Object-Oriented Programming (OOP) – Polymorphism
Introduction
Polymorphism is a core concept in object-oriented programming (OOP) that allows objects of different classes to be treated as objects of a common superclass. It promotes flexibility and modularity in code, enabling you to write more generic and reusable programs. In this guide, we’ll explore the concept of polymorphism in Java and how it’s achieved through method overriding and interfaces.
Types of Polymorphism
Polymorphism in Java can be categorized into two main types:
- Compile-Time Polymorphism (Static Binding): This is achieved through method overloading, where multiple methods in the same class have the same name but different parameters. The compiler determines the appropriate method to call based on the method’s signature.
- Run-Time Polymorphism (Dynamic Binding): This is achieved through method overriding and interfaces. The decision of which method to call is made at runtime, based on the actual object’s type.
Method Overriding and Dynamic Polymorphism
Dynamic polymorphism is primarily achieved through method overriding. In method overriding, a subclass provides a specific implementation of a method that is already defined in its superclass. The overridden method has the same name, return type, and parameters.
class Shape {
void draw() {
System.out.println("Drawing a shape");
}
}
class Circle extends Shape {
@Override
void draw() {
System.out.println("Drawing a circle");
}
}
class Square extends Shape {
@Override
void draw() {
System.out.println("Drawing a square");
}
}
In this example, the ‘Circle’ and ‘Square’ classes override the ‘draw’ method from the ‘Shape’ class to provide their specific implementations. The decision of which ‘draw’ method to call depends on the actual object type.
Polymorphism in Action
Polymorphism allows you to write code that works with objects of different classes through a common interface. For example:
Shape[] shapes = new Shape[3];
shapes[0] = new Circle();
shapes[1] = new Square();
shapes[2] = new Circle();
for (Shape shape : shapes) {
shape.draw();
}
In this code, an array of ‘Shape’ objects is populated with instances of ‘Circle’ and ‘Square.’ When we iterate through the array and call the ‘draw’ method, the appropriate implementation is invoked based on the actual object’s type. This is an example of polymorphism in action.

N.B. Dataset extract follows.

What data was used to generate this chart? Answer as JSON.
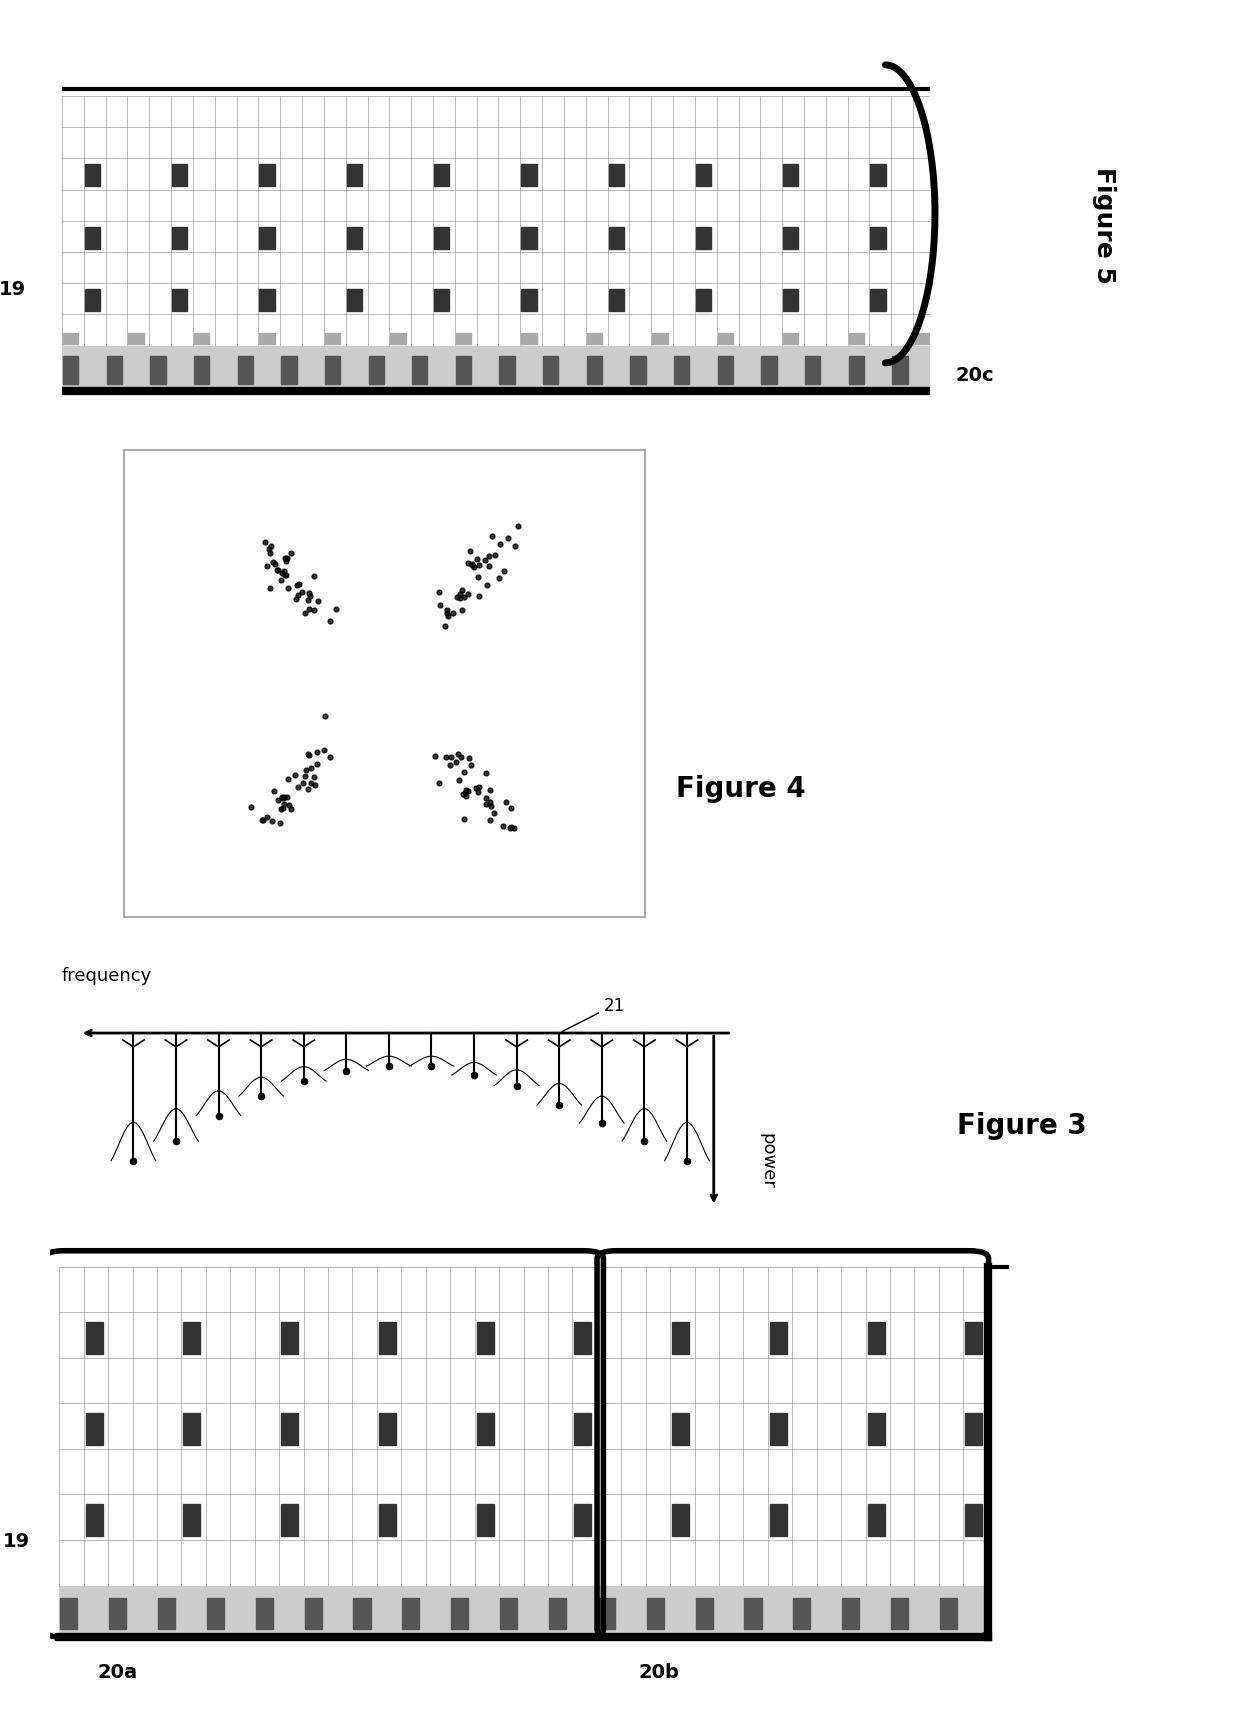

Interfaces and Polymorphism
In addition to method overriding, Java supports polymorphism through interfaces. An interface defines a contract that multiple classes can implement. It allows objects of different classes to be treated as instances of the interface.
interface Printable {
void print();
}
class Document implements Printable {
@Override
public void print() {
System.out.println("Printing a document");
}
}
class Image implements Printable {
@Override
public void print() {
System.out.println("Printing an image");
}
}
In this example, ‘Document’ and ‘Image’ both implement the ‘Printable’ interface by providing their own ‘print’ methods. As a result, you can use polymorphism to work with objects of these classes through the ‘Printable’ interface.
Benefits of Polymorphism
Polymorphism offers several advantages in Java and OOP, including:
- Flexibility: Polymorphism allows you to write more flexible and generic code that can work with different object types.
- Modularity: It promotes modularity and code reusability by defining a common interface for related classes.
- Extensibility: You can add new classes that implement the same interface without affecting existing code, making it easy to extend your applications.
Conclusion
Polymorphism is a fundamental concept in Java and object-oriented programming that enhances the flexibility and modularity of your code. It allows objects of different classes to be treated as instances of a common superclass or interface, simplifying code design and promoting reusability.